Thanks guys :smile: I try to keep my fish as healthy and good-looking as possible. Now I am trying to find some more red bellies and maybe another spilo or two to add to my large tanks. I really need to get 2 more 55 gallons for my snakeheads and my rhom. Anybody know what kind he is by looking at the crappy pic? He would not stay still for me. He's only about an inch or maybe a bit longer. He just hides out under his cave until I turn out the lights. I can actually hear him eat! I wish that he'd come out more often so that I could get some better pics goin!


----------



## kouma (Sep 1, 2003)

Very nice pictures, especially that gold of yours-not sure if it is a spilo or mac, doesn't resemble mine. The pic you posted is my Kouma, he is a 6" S. Maculatus. I have him with another mate, probably a female (80%) in a 70 gallon.
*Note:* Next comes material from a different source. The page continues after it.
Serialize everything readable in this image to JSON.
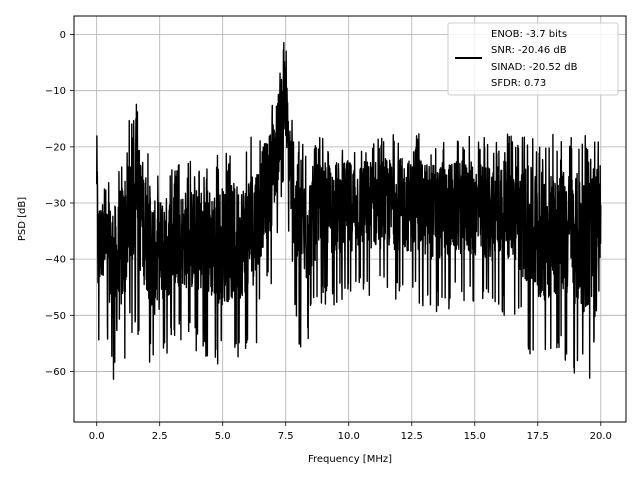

I am actually trying to breed them lately since I've noticed shoaling and mating actions (turning dark, biting plants, etc.)

Here is a pic of both of them...


----------



## kouma (Sep 1, 2003)

Thats them turning dark and acting touchy touchy!!

btw, judging from the head and back formation, I'd-in my opinion-you're gold is a pygo not a serra.


----------



## piranhachick (Dec 1, 2003)

Sorry that I used your pic without asking you, I couldn't remember where I got it. You have very nice pics of your fish as well! I really would like to find out what kind of fish he is so that I can get him a few more buddies if that's suitable.


----------



## piranhachick (Dec 1, 2003)

Pygo what? a red belly variation? I don't think that he looks like my red belly did though, that's the thing...


----------



## Death in #'s (Apr 29, 2003)

piranhachick said:


> Pygo what? a red belly variation? I don't think that he looks like my red belly did though, that's the thing...


 he means ternetzi (natteri variant )


----------



## piranhachick (Dec 1, 2003)

ok, gotcha now. I am not too familiar with the scientific names and stuff just yet. I am in the process now though :smile:


----------



## serrasalmus_collector (Mar 9, 2003)

Congratulations on you show quality piranhas!!! and welcome to the forum...

Collection piranhas ROCKS!!!!


----------



## piranhachick (Dec 1, 2003)

Thanks! I am thinking about adding to my two 55 gallon tanks in hopes of getting either the red belly or the gold to breed!


----------



## Judazzz (Jan 13, 2003)

I think the gold one is a spilo (or maybe a maculatus - I wish I knew the difference between those two...







) - its tail fin has a clear border (hyaline edge), which is typical of spilo's/juvenile maculatus...
Pygo's don't have that hyaline edge.

But no matter what it is, it's a little beauty - I love its coloration!!!
The other fish look great too


----------



## piranhachick (Dec 1, 2003)

Thanks! Too bad he stays in hiding all the time. If I got a few more would he come out more often? I have a pleco in there with him and he doesn't bug him, I don't know how territorial he'd be if he doesn't bother the fish that steals his food sometimes


----------



## DiXoN (Jan 31, 2003)

nice fish and the top one is a spilo or a maculatus.
i also think the last pic you showed as a rhom might be a spilo cf, what size is it as it does not have a terminal band on its caudal fin (black band at the end of its tails fin) like rhoms do.
anyway those pics are great potm quality imo
dixon


----------



## piranhachick (Dec 1, 2003)

The rhom in question is about 2" long. I ordered it from River Wonders (yeah, I know







) and they said that it was a black P. I don't know. That is a really bad pic of him. As soon as I have time I will post some more pics, hopefully better ones.


----------



## DiXoN (Jan 31, 2003)

piranhachick said:


> The rhom in question is about 2" long. I ordered it from River Wonders (yeah, I know
> 
> 
> 
> ...


 if its only 2'' long then it will need to grwo some for a good id its a nice looking fish though
dixon


----------



## piranhachick (Dec 1, 2003)

Thanks for your help. He eats just fine, but he hasn't grown too much in the month or two that I have had him. My other two piranhas grew very very fast, but not him. Maybe it's because I have him in a small tank. I had him in a 75 gallon, but then it sprung a leak so now he's in a ten gallon until about next week. Do Rhom's just grow slow?


----------



## oscar man (Aug 25, 2003)

that is deffinetly a gold spilo.


----------